Air-stable G protein-coupled receptor microarrays and ligand binding characteristics

This paper described novel strategies to achieve air-stable G protein-coupled receptor (GPCR) microarrays and the uses of the microarrays for ligand profiling. Specifically, GPCR cell membrane fragments were suspended in a buffered solution containing bovine serum albumin (BSA) and disaccharide sucrose or trehalose and used for fabricating GPCR microarrays. During the array fabrication and postfabrication processes, BSA molecules were found to effectively form packed layer(s) surrounding the GPCR membranes immobilized onto the predetermined printing area, thereby stabilizing the membrane microspots. The use of disaccharides was shown to protect the integrity and functionality of GPCR microarrays from the typical deterioration of the membranes when fabricated and stored under dry conditions.
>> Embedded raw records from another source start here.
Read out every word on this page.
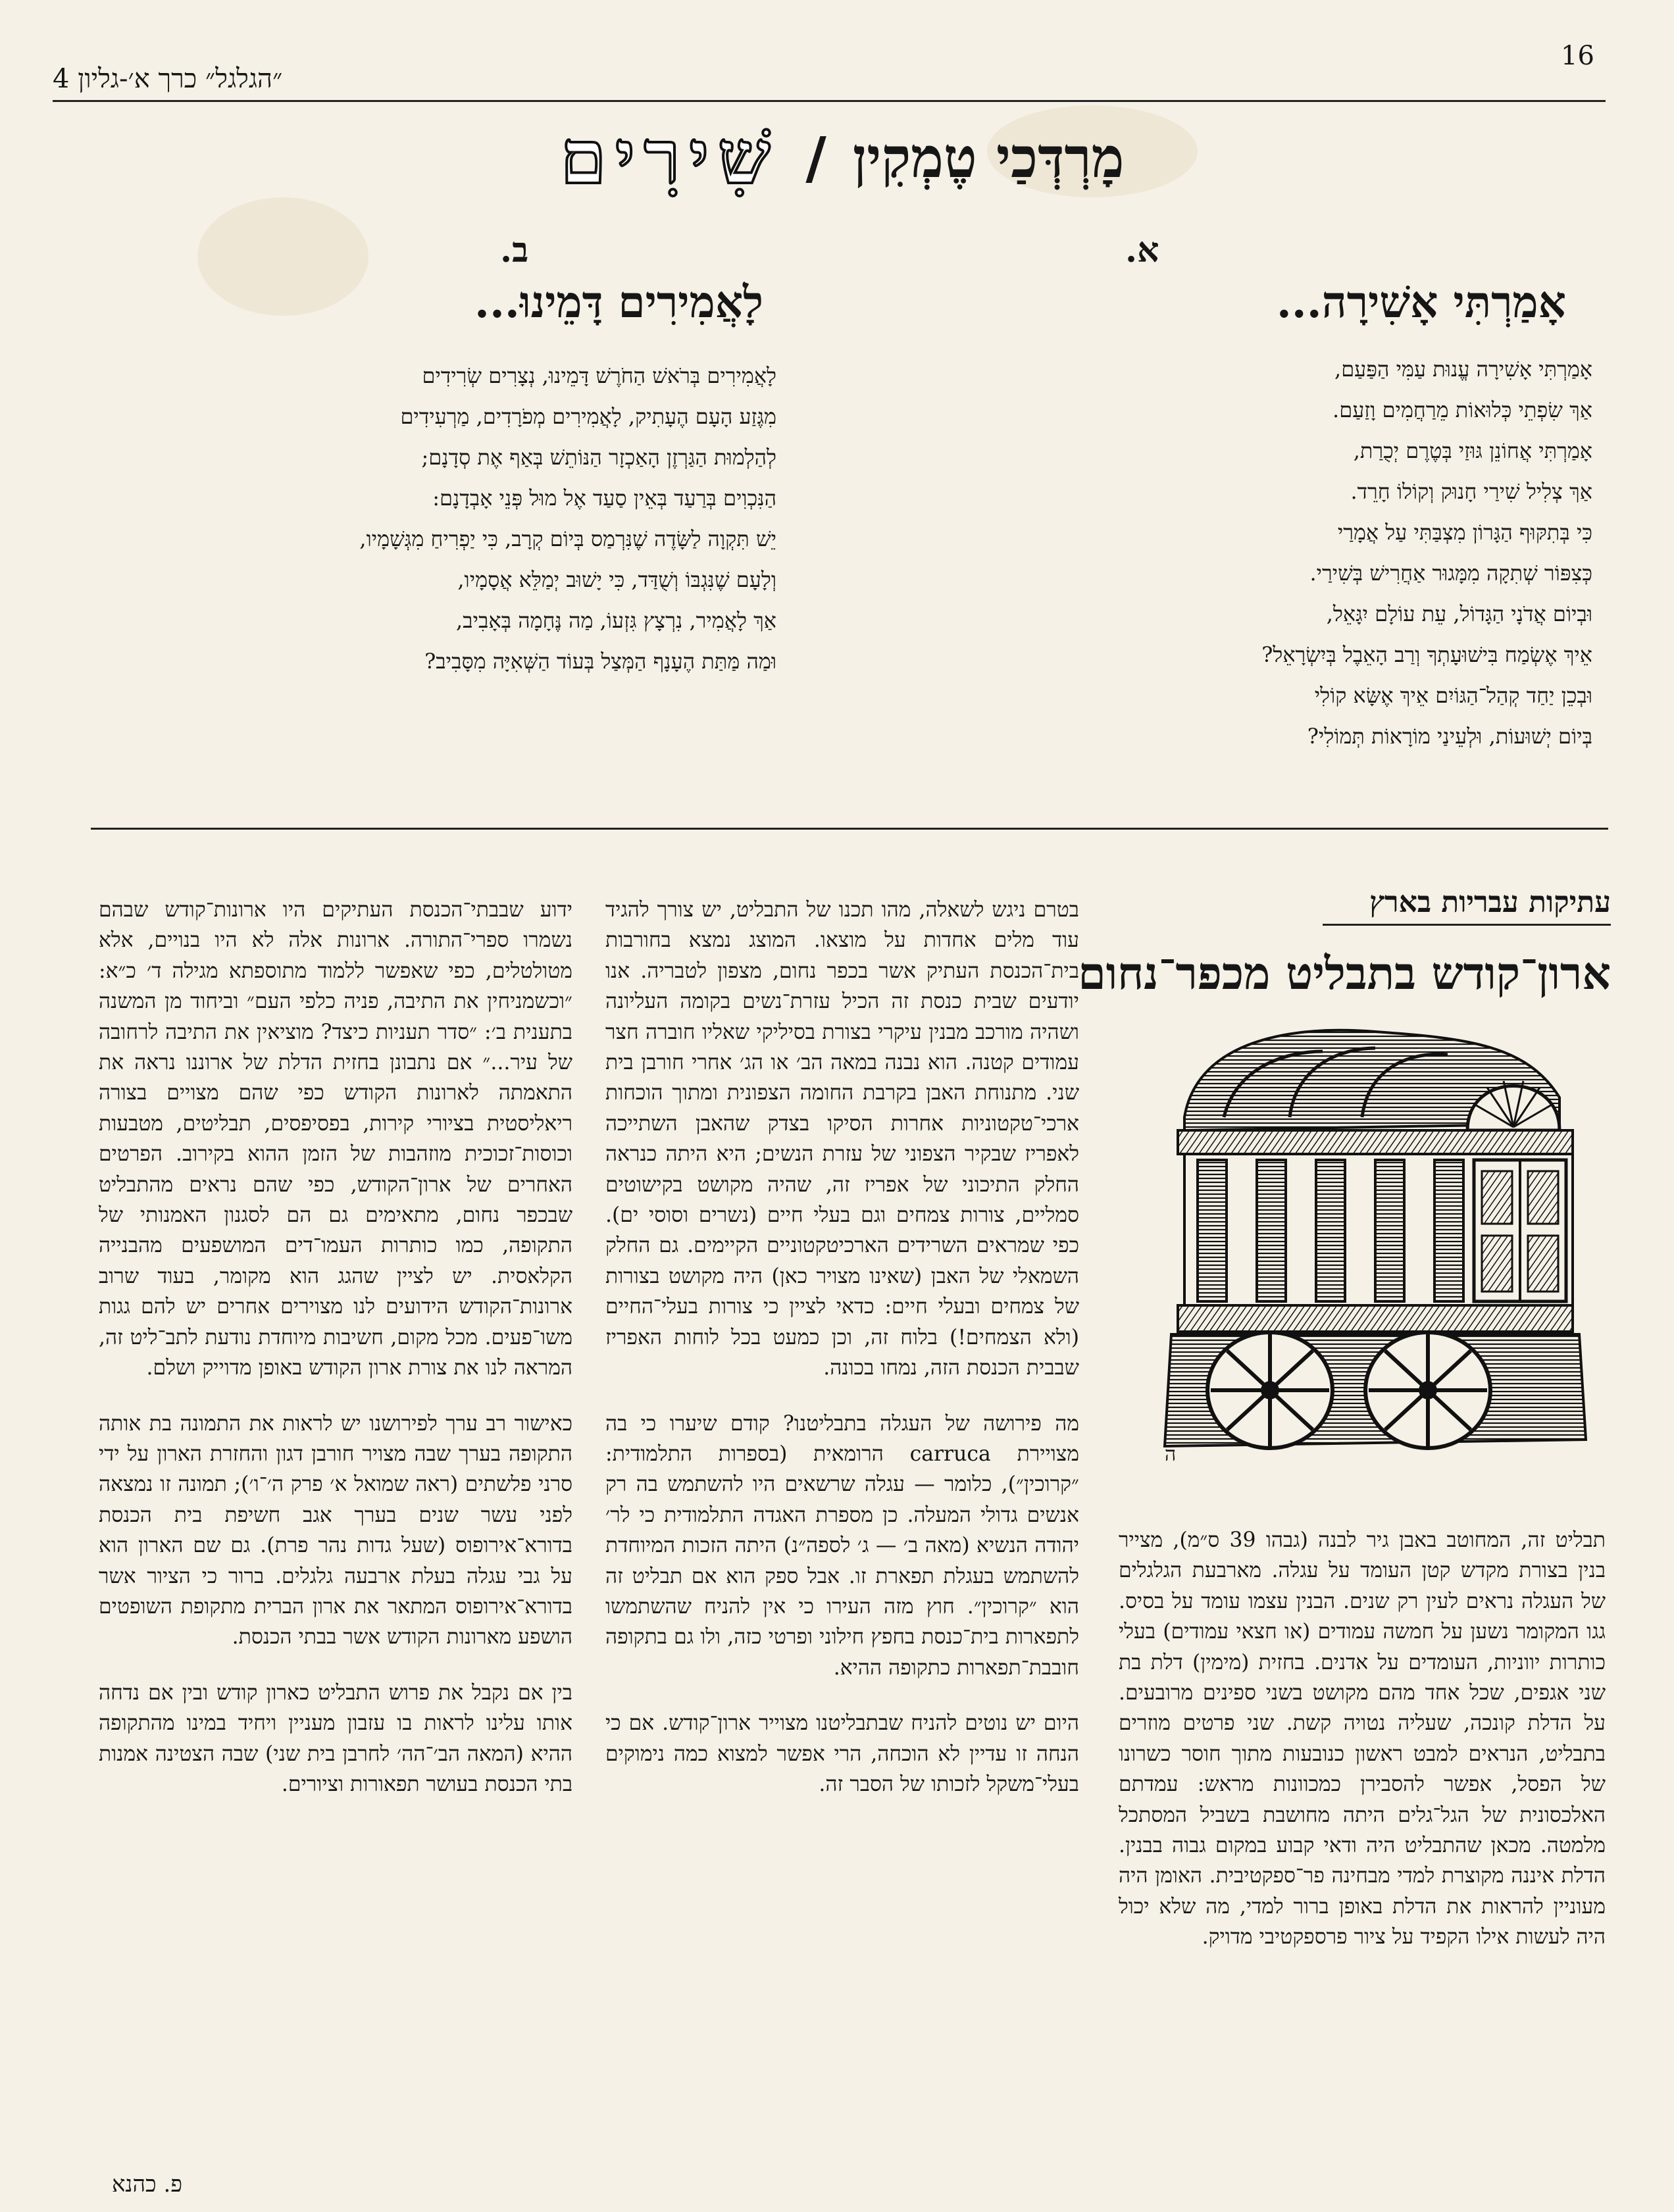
16
״הגלגל״ כרך א׳-גליון 4
מָרְדְּכַי טֶמְקִין
/
שִׁירִים
א.
אָמַרְתִּי אָשִׁירָה...
אָמַרְתִּי אָשִׁירָה עֱנוּת עַמִּי הַפַּעַם,
אַךְ שִׂפְתֵי כְּלוּאוֹת מֵרַחֲמִים וָזַעַם.
אָמַרְתִּי אֲחוֹנֵן גּוּזַי בְּטֶרֶם יְכֻרַת,
אַךְ צְלִיל שִׁירַי חָנוּק וְקוֹלוֹ חָרֵד.
כִּי בְּתִקּוּף הַגָּרוֹן מִצְבַּתִּי עַל אֲמָרַי
כְּצִפּוֹר שְׁתִקָה מִמָּגוּר אַחֲרִישׁ בְּשִׁירַי.
וּבְיוֹם אֲדֹנָי הַגָּדוֹל, עֵת עוֹלָם יִגָּאֵל,
אֵיךְ אֶשְׂמַח בִּישׁוּעָתְךָ וְרַב הָאֵבֶל בְּיִשְׂרָאֵל?
וּבְכֵן יַחַד קְהַל־הַגּוֹיִם אֵיךְ אֶשָּׂא קוֹלִי
בְּיוֹם יְשׁוּעוֹת, וּלְעֵינַי מוֹרָאוֹת תְּמוֹלִי?
ב.
לָאֲמִירִים דָּמֵינוּ...
לָאֲמִירִים בְּרֹאשׁ הַחֹרֶשׁ דָּמֵינוּ, נְצָרִים שְׂרִידִים
מִגֶּזַע הָעָם הֶעָתִיק, לָאֲמִירִים מְפֹרָדִים, מַרְעִידִים
לְהַלְמוּת הַגַּרְזֶן הָאַכְזָר הַנּוֹתֵשׁ בְּאַף אֶת סְדָנָם;
הַנִּכְוִים בְּרַעַד בְּאֵין סַעַד אֶל מוּל פְּנֵי אָבְדָנָם:
יֵשׁ תִּקְוָה לַשָּׂדֶה שֶׁנִּרְמַס בְּיוֹם קְרָב, כִּי יַפְרִיחַ מִגְּשָׁמָיו,
וְלָעָם שֶׁנִּגְבּוֹ וְשֻׁדַּד, כִּי יָשׁוּב יְמַלֵּא אֲסָמָיו,
אַךְ לָאֲמִיר, נִרְצָץ גִּזְעוֹ, מַה נֶּחָמָה בְּאָבִיב,
וּמַה מַּתַּת הֶעָנָף הַמְּצַל בְּעוֹד הַשְּׁאִיָּה מִסָּבִיב?
עתיקות עבריות בארץ
ארון־קודש בתבליט מכפר־נחום
ה

תבליט זה, המחוטב באבן גיר לבנה (גבהו 39 ס״מ), מצייר בנין בצורת מקדש קטן העומד על עגלה. מארבעת הגלגלים של העגלה נראים לעין רק שנים. הבנין עצמו עומד על בסיס. גגו המקומר נשען על חמשה עמודים (או חצאי עמודים) בעלי כותרות יווניות, העומדים על אדנים. בחזית (מימין) דלת בת שני אגפים, שכל אחד מהם מקושט בשני ספינים מרובעים. על הדלת קונכה, שעליה נטויה קשת. שני פרטים מוזרים בתבליט, הנראים למבט ראשון כנובעות מתוך חוסר כשרונו של הפסל, אפשר להסבירן כמכוונות מראש: עמדתם האלכסונית של הגל־גלים היתה מחושבת בשביל המסתכל מלמטה. מכאן שהתבליט היה ודאי קבוע במקום גבוה בבנין. הדלת איננה מקוצרת למדי מבחינה פר־ספקטיבית. האומן היה מעוניין להראות את הדלת באופן ברור למדי, מה שלא יכול היה לעשות אילו הקפיד על ציור פרספקטיבי מדויק.

בטרם ניגש לשאלה, מהו תכנו של התבליט, יש צורך להגיד עוד מלים אחדות על מוצאו. המוצג נמצא בחורבות בית־הכנסת העתיק אשר בכפר נחום, מצפון לטבריה. אנו יודעים שבית כנסת זה הכיל עזרת־נשים בקומה העליונה ושהיה מורכב מבנין עיקרי בצורת בסיליקי שאליו חוברה חצר עמודים קטנה. הוא נבנה במאה הב׳ או הג׳ אחרי חורבן בית שני. מתנוחת האבן בקרבת החומה הצפונית ומתוך הוכחות ארכי־טקטוניות אחרות הסיקו בצדק שהאבן השתייכה לאפריז שבקיר הצפוני של עזרת הנשים; היא היתה כנראה החלק התיכוני של אפריז זה, שהיה מקושט בקישוטים סמליים, צורות צמחים וגם בעלי חיים (נשרים וסוסי ים). כפי שמראים השרידים הארכיטקטוניים הקיימים. גם החלק השמאלי של האבן (שאינו מצויר כאן) היה מקושט בצורות של צמחים ובעלי חיים: כדאי לציין כי צורות בעלי־החיים (ולא הצמחים!) בלוח זה, וכן כמעט בכל לוחות האפריז שבבית הכנסת הזה, נמחו בכונה.

מה פירושה של העגלה בתבליטנו? קודם שיערו כי בה מצויירת carruca הרומאית (בספרות התלמודית: ״קרוכין״), כלומר — עגלה שרשאים היו להשתמש בה רק אנשים גדולי המעלה. כן מספרת האגדה התלמודית כי לר׳ יהודה הנשיא (מאה ב׳ — ג׳ לספה״נ) היתה הזכות המיוחדת להשתמש בעגלת תפארת זו. אבל ספק הוא אם תבליט זה הוא ״קרוכין״. חוץ מזה העירו כי אין להניח שהשתמשו לתפארות בית־כנסת בחפץ חילוני ופרטי כזה, ולו גם בתקופה חובבת־תפארות כתקופה ההיא.

היום יש נוטים להניח שבתבליטנו מצוייר ארון־קודש. אם כי הנחה זו עדיין לא הוכחה, הרי אפשר למצוא כמה נימוקים בעלי־משקל לזכותו של הסבר זה.

ידוע שבבתי־הכנסת העתיקים היו ארונות־קודש שבהם נשמרו ספרי־התורה. ארונות אלה לא היו בנויים, אלא מטולטלים, כפי שאפשר ללמוד מתוספתא מגילה ד׳ כ״א: ״וכשמניחין את התיבה, פניה כלפי העם״ וביחוד מן המשנה בתענית ב׳: ״סדר תעניות כיצד? מוציאין את התיבה לרחובה של עיר...״ אם נתבונן בחזית הדלת של ארוננו נראה את התאמתה לארונות הקודש כפי שהם מצויים בצורה ריאליסטית בציורי קירות, בפסיפסים, תבליטים, מטבעות וכוסות־זכוכית מוזהבות של הזמן ההוא בקירוב. הפרטים האחרים של ארון־הקודש, כפי שהם נראים מהתבליט שבכפר נחום, מתאימים גם הם לסגנון האמנותי של התקופה, כמו כותרות העמו־דים המושפעים מהבנייה הקלאסית. יש לציין שהגג הוא מקומר, בעוד שרוב ארונות־הקודש הידועים לנו מצוירים אחרים יש להם גגות משו־פעים. מכל מקום, חשיבות מיוחדת נודעת לתב־ליט זה, המראה לנו את צורת ארון הקודש באופן מדוייק ושלם.

כאישור רב ערך לפירושנו יש לראות את התמונה בת אותה התקופה בערך שבה מצויר חורבן דגון והחזרת הארון על ידי סרני פלשתים (ראה שמואל א׳ פרק ה׳־ו׳); תמונה זו נמצאה לפני עשר שנים בערך אגב חשיפת בית הכנסת בדורא־אירופוס (שעל גדות נהר פרת). גם שם הארון הוא על גבי עגלה בעלת ארבעה גלגלים. ברור כי הציור אשר בדורא־אירופוס המתאר את ארון הברית מתקופת השופטים הושפע מארונות הקודש אשר בבתי הכנסת.

בין אם נקבל את פרוש התבליט כארון קודש ובין אם נדחה אותו עלינו לראות בו עזבון מעניין ויחיד במינו מהתקופה ההיא (המאה הב׳־הה׳ לחרבן בית שני) שבה הצטינה אמנות בתי הכנסת בעושר תפאורות וציורים.

פ. כהנא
To utilize the ability of fluorescence technology for multichannel detection as well as to maximize the capability of GPCR microarrays for multiplexed binding assays, several fluorescently labeled ligands were synthesized and optimized for multiplexing binding assays. A schematic microarray of five GPCRs had been used as a model for characterizing the association and dissociation rate constants of labeled ligands binding to their respective receptors in the microarrays. Interestingly, distinct receptor-ligand interactions exhibited different dependence on the type of pH reagent as well as the species and concentration of cations used in a binding assay buffered solution. The potential mechanisms and implications for the uses of air-stable GPCR microarrays were discussed.